É por acreditar Ipsis Litteris* nessa versão, que fiz a letra da música Acabou Chorare, na qual consegui uma linguagem poética angelical. É o que sinto dizerem, sem abrir a boca, as crianças e os adultos com corações meninos.
Alguém pode até argumentar que era outra abelha, mas vai ficar falando sozinho porque a minha relação com esse insetozinho do bem e reservado ao máximo é profunda ao ponto de até hoje elas, as abelhas sentarem na minha mão e no meu rosto, deixando os presentes assustados. E na maior tranquilidade não permito que as espantem. Quando isso acontece acredito ser sinal de boa sorte naquele dia.
Telefonei para João Gilberto contando que estava fazendo uma letra sobre essa relação com a abelhinha. João disse: “Puxa Luizinho! ( É assim que ele me chama) Eu estava falando com o poeta Capinan e ele lembrava que a abelha beija a flor e faz o mel, e eu gostei e completei: ‘E ainda faz zun-zun”. Perguntei a João: “Posso usar isso?” E ele aprovou dizendo: “Deve”.
Não parou por aí, João contou-me que sua filha Bebel Gilberto, nascera no Brasil e pequena ainda morara nos Estados Unidos, e logo se mudara para o México. Ali naquele país a menina levara uma pancada, e ele, João, preocupado, com a aflição de pai nessas horas, foi acudi-la, mas Bebel reagira corajosamente e, na sua inocência de criança, falando uma língua em formação, o acalmou assim: “Não! Não!
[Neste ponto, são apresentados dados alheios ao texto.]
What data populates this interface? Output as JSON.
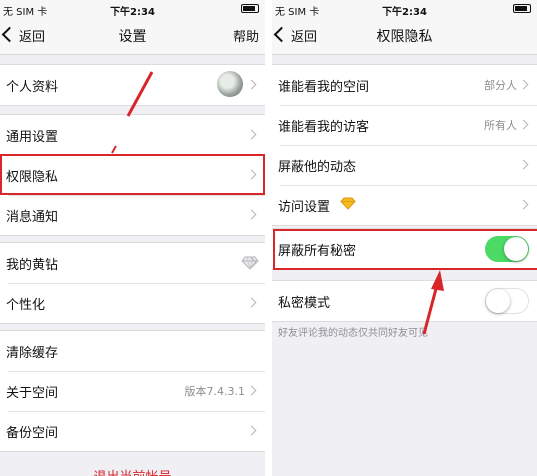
{
  "left": {
    "status": {
      "carrier": "无 SIM 卡",
      "time": "下午2:34"
    },
    "nav": {
      "back": "返回",
      "title": "设置",
      "help": "帮助"
    },
    "items": [
      {
        "label": "个人资料"
      },
      {
        "label": "通用设置"
      },
      {
        "label": "权限隐私"
      },
      {
        "label": "消息通知"
      },
      {
        "label": "我的黄钻"
      },
      {
        "label": "个性化"
      },
      {
        "label": "清除缓存"
      },
      {
        "label": "关于空间",
        "value": "版本7.4.3.1"
      },
      {
        "label": "备份空间"
      }
    ],
    "logout": "退出当前帐号"
  },
  "right": {
    "status": {
      "carrier": "无 SIM 卡",
      "time": "下午2:34"
    },
    "nav": {
      "back": "返回",
      "title": "权限隐私"
    },
    "items": [
      {
        "label": "谁能看我的空间",
        "value": "部分人"
      },
      {
        "label": "谁能看我的访客",
        "value": "所有人"
      },
      {
        "label": "屏蔽他的动态"
      },
      {
        "label": "访问设置"
      },
      {
        "label": "屏蔽所有秘密",
        "toggle": true
      },
      {
        "label": "私密模式",
        "toggle": false
      }
    ],
    "hint": "好友评论我的动态仅共同好友可见"
  },
  "colors": {
    "accent_red": "#d8262b",
    "toggle_on": "#4cd964",
    "background": "#efeff4"
  }
}
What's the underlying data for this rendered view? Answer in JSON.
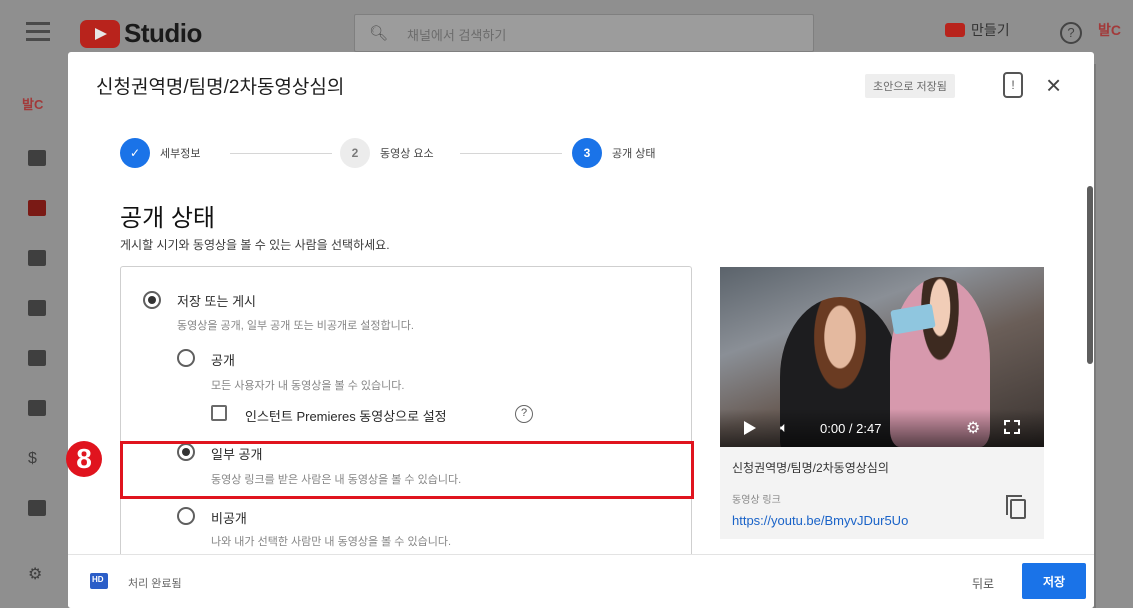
{
  "app": {
    "logo_text": "Studio",
    "search_placeholder": "채널에서 검색하기",
    "create_label": "만들기",
    "help_icon": "?"
  },
  "dialog": {
    "title": "신청권역명/팀명/2차동영상심의",
    "draft_status": "초안으로 저장됨",
    "close_icon": "×",
    "steps": [
      {
        "number": "✓",
        "label": "세부정보"
      },
      {
        "number": "2",
        "label": "동영상 요소"
      },
      {
        "number": "3",
        "label": "공개 상태"
      }
    ],
    "heading": "공개 상태",
    "subheading": "게시할 시기와 동영상을 볼 수 있는 사람을 선택하세요.",
    "options": {
      "save_publish": {
        "label": "저장 또는 게시",
        "desc": "동영상을 공개, 일부 공개 또는 비공개로 설정합니다."
      },
      "public": {
        "label": "공개",
        "desc": "모든 사용자가 내 동영상을 볼 수 있습니다."
      },
      "premiere": {
        "label": "인스턴트 Premieres 동영상으로 설정",
        "help": "?"
      },
      "unlisted": {
        "label": "일부 공개",
        "desc": "동영상 링크를 받은 사람은 내 동영상을 볼 수 있습니다."
      },
      "private": {
        "label": "비공개",
        "desc": "나와 내가 선택한 사람만 내 동영상을 볼 수 있습니다."
      }
    },
    "badge_number": "8",
    "preview": {
      "time": "0:00 / 2:47",
      "video_title": "신청권역명/팀명/2차동영상심의",
      "link_label": "동영상 링크",
      "link": "https://youtu.be/BmyvJDur5Uo"
    },
    "footer": {
      "status": "처리 완료됨",
      "back": "뒤로",
      "save": "저장"
    }
  },
  "colors": {
    "accent": "#1a73e8",
    "highlight": "#e0141e"
  }
}
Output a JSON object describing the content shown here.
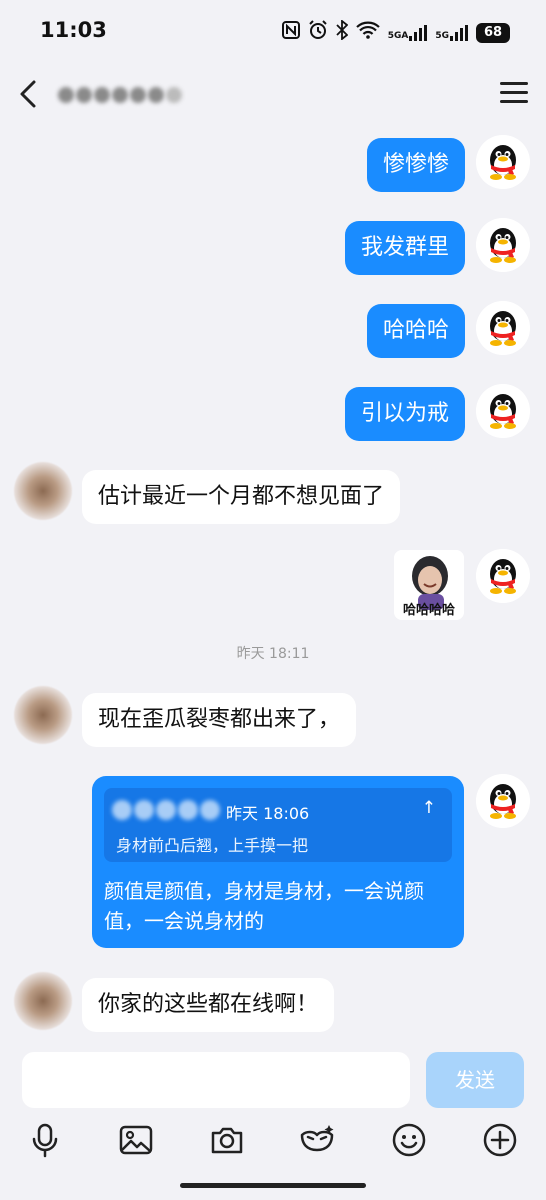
{
  "status_bar": {
    "time": "11:03",
    "signal1_label": "5GA",
    "signal2_label": "5G",
    "battery": "68"
  },
  "header": {
    "back_icon": "chevron-left-icon",
    "menu_icon": "hamburger-menu-icon"
  },
  "messages": [
    {
      "side": "me",
      "text": "惨惨惨"
    },
    {
      "side": "me",
      "text": "我发群里"
    },
    {
      "side": "me",
      "text": "哈哈哈"
    },
    {
      "side": "me",
      "text": "引以为戒"
    },
    {
      "side": "them",
      "text": "估计最近一个月都不想见面了"
    },
    {
      "side": "me",
      "type": "sticker",
      "caption": "哈哈哈哈"
    },
    {
      "side": "them",
      "text": "现在歪瓜裂枣都出来了，"
    },
    {
      "side": "me",
      "type": "quote_reply"
    },
    {
      "side": "them",
      "text": "你家的这些都在线啊！"
    }
  ],
  "timestamp_divider": "昨天 18:11",
  "quote": {
    "time": "昨天 18:06",
    "up_icon": "↑",
    "quoted_text": "身材前凸后翘，上手摸一把",
    "reply_text": "颜值是颜值，身材是身材，一会说颜值，一会说身材的"
  },
  "composer": {
    "input_value": "",
    "send_label": "发送"
  },
  "toolbar": {
    "icons": [
      "microphone-icon",
      "image-icon",
      "camera-icon",
      "mask-icon",
      "emoji-icon",
      "plus-icon"
    ]
  },
  "colors": {
    "accent": "#1a8cff",
    "background": "#f2f2f6",
    "send_disabled": "#a9d4fb"
  }
}
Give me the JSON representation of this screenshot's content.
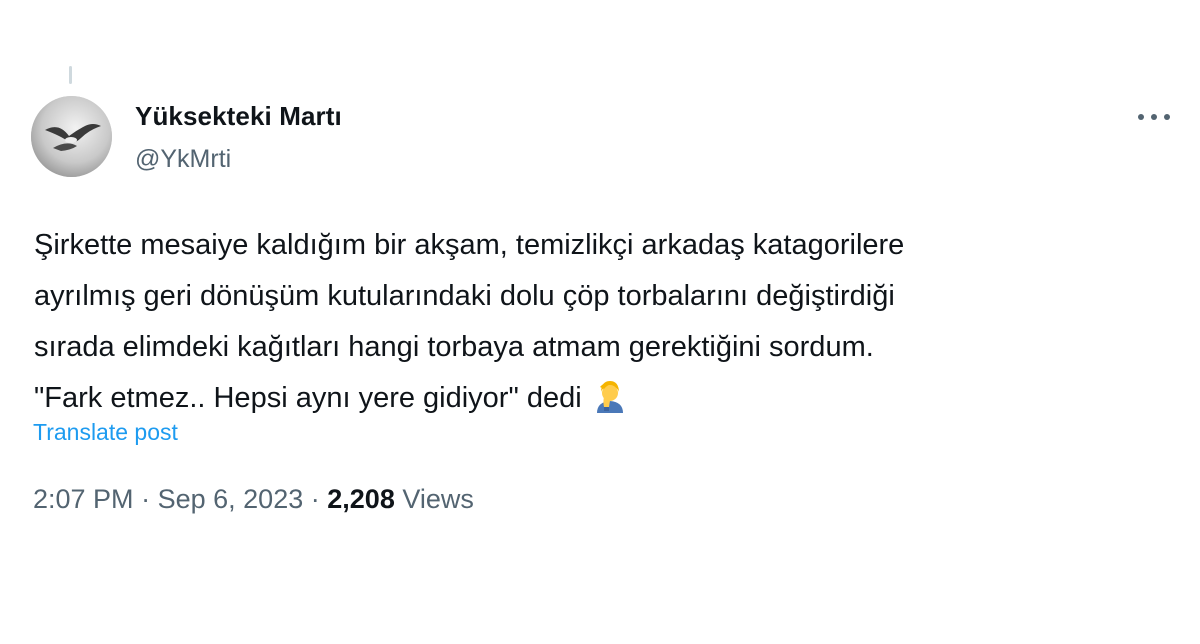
{
  "author": {
    "display_name": "Yüksekteki Martı",
    "handle": "@YkMrti",
    "avatar_icon": "seagull-avatar"
  },
  "post": {
    "lines": [
      "Şirkette mesaiye kaldığım bir akşam, temizlikçi arkadaş katagorilere",
      "ayrılmış geri dönüşüm kutularındaki dolu çöp torbalarını değiştirdiği",
      "sırada elimdeki kağıtları hangi torbaya atmam gerektiğini sordum.",
      "\"Fark etmez.. Hepsi aynı yere gidiyor\" dedi"
    ],
    "emoji": "woman-facepalming-icon",
    "translate_label": "Translate post"
  },
  "meta": {
    "time": "2:07 PM",
    "separator": "·",
    "date": "Sep 6, 2023",
    "views_count": "2,208",
    "views_label": "Views"
  },
  "actions": {
    "more_icon": "more-dots-icon"
  },
  "colors": {
    "primary_text": "#0f1419",
    "secondary_text": "#536471",
    "link": "#1d9bf0",
    "thread_line": "#cfd9de"
  }
}
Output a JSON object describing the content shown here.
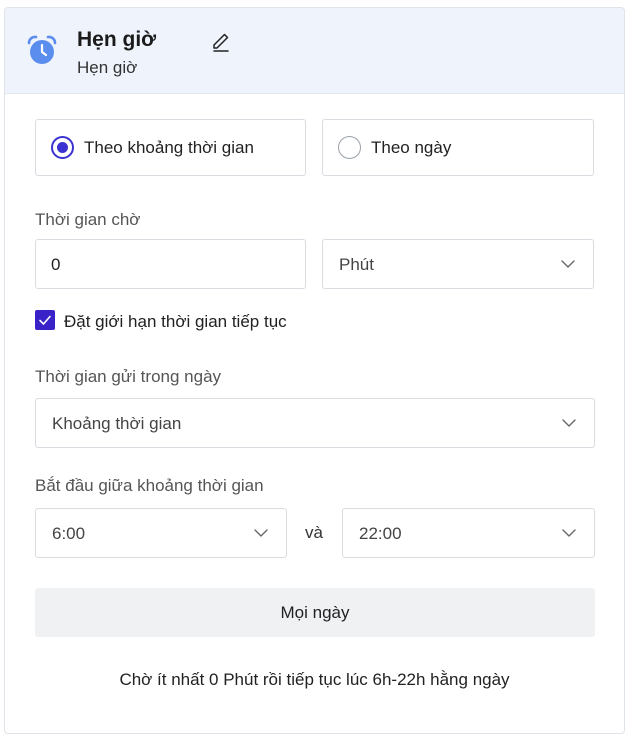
{
  "header": {
    "title": "Hẹn giờ",
    "subtitle": "Hẹn giờ",
    "icon": "alarm-clock-icon",
    "edit_icon": "pencil-icon"
  },
  "mode": {
    "options": [
      {
        "label": "Theo khoảng thời gian",
        "selected": true
      },
      {
        "label": "Theo ngày",
        "selected": false
      }
    ]
  },
  "wait": {
    "label": "Thời gian chờ",
    "value": "0",
    "unit": "Phút"
  },
  "limit": {
    "label": "Đặt giới hạn thời gian tiếp tục",
    "checked": true
  },
  "send_time": {
    "label": "Thời gian gửi trong ngày",
    "value": "Khoảng thời gian"
  },
  "range": {
    "label": "Bắt đầu giữa khoảng thời gian",
    "start": "6:00",
    "and": "và",
    "end": "22:00"
  },
  "days_button": "Mọi ngày",
  "summary": "Chờ ít nhất 0 Phút rồi tiếp tục lúc 6h-22h hằng ngày",
  "colors": {
    "accent": "#3a33d1",
    "header_bg": "#eef3fc",
    "icon_blue": "#5b8def"
  }
}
Acabou Chorare”. E deu uma risadinha escondendo a dor. Escrevi a letra pronta mostrei a Moraes que colocou a música na hora
Foi a inspiração para que os Novos Baianos fizessem sua “canção bossa nova”. Bebel Gilberto chegou a gravar, junto com Carlinhos Brown, em 2009, a música feita em sua homenagem. Mas desentendimentos com produtora Paula Lavigne fizeram com que a canção ficasse fora do seu novo álbum “all in one”.  Mas ela acabou gravando na compilação “Red Hot + Rio 2”
Novos Baianos, João Gilberto, bossa-nova e o melhor da música brasileira.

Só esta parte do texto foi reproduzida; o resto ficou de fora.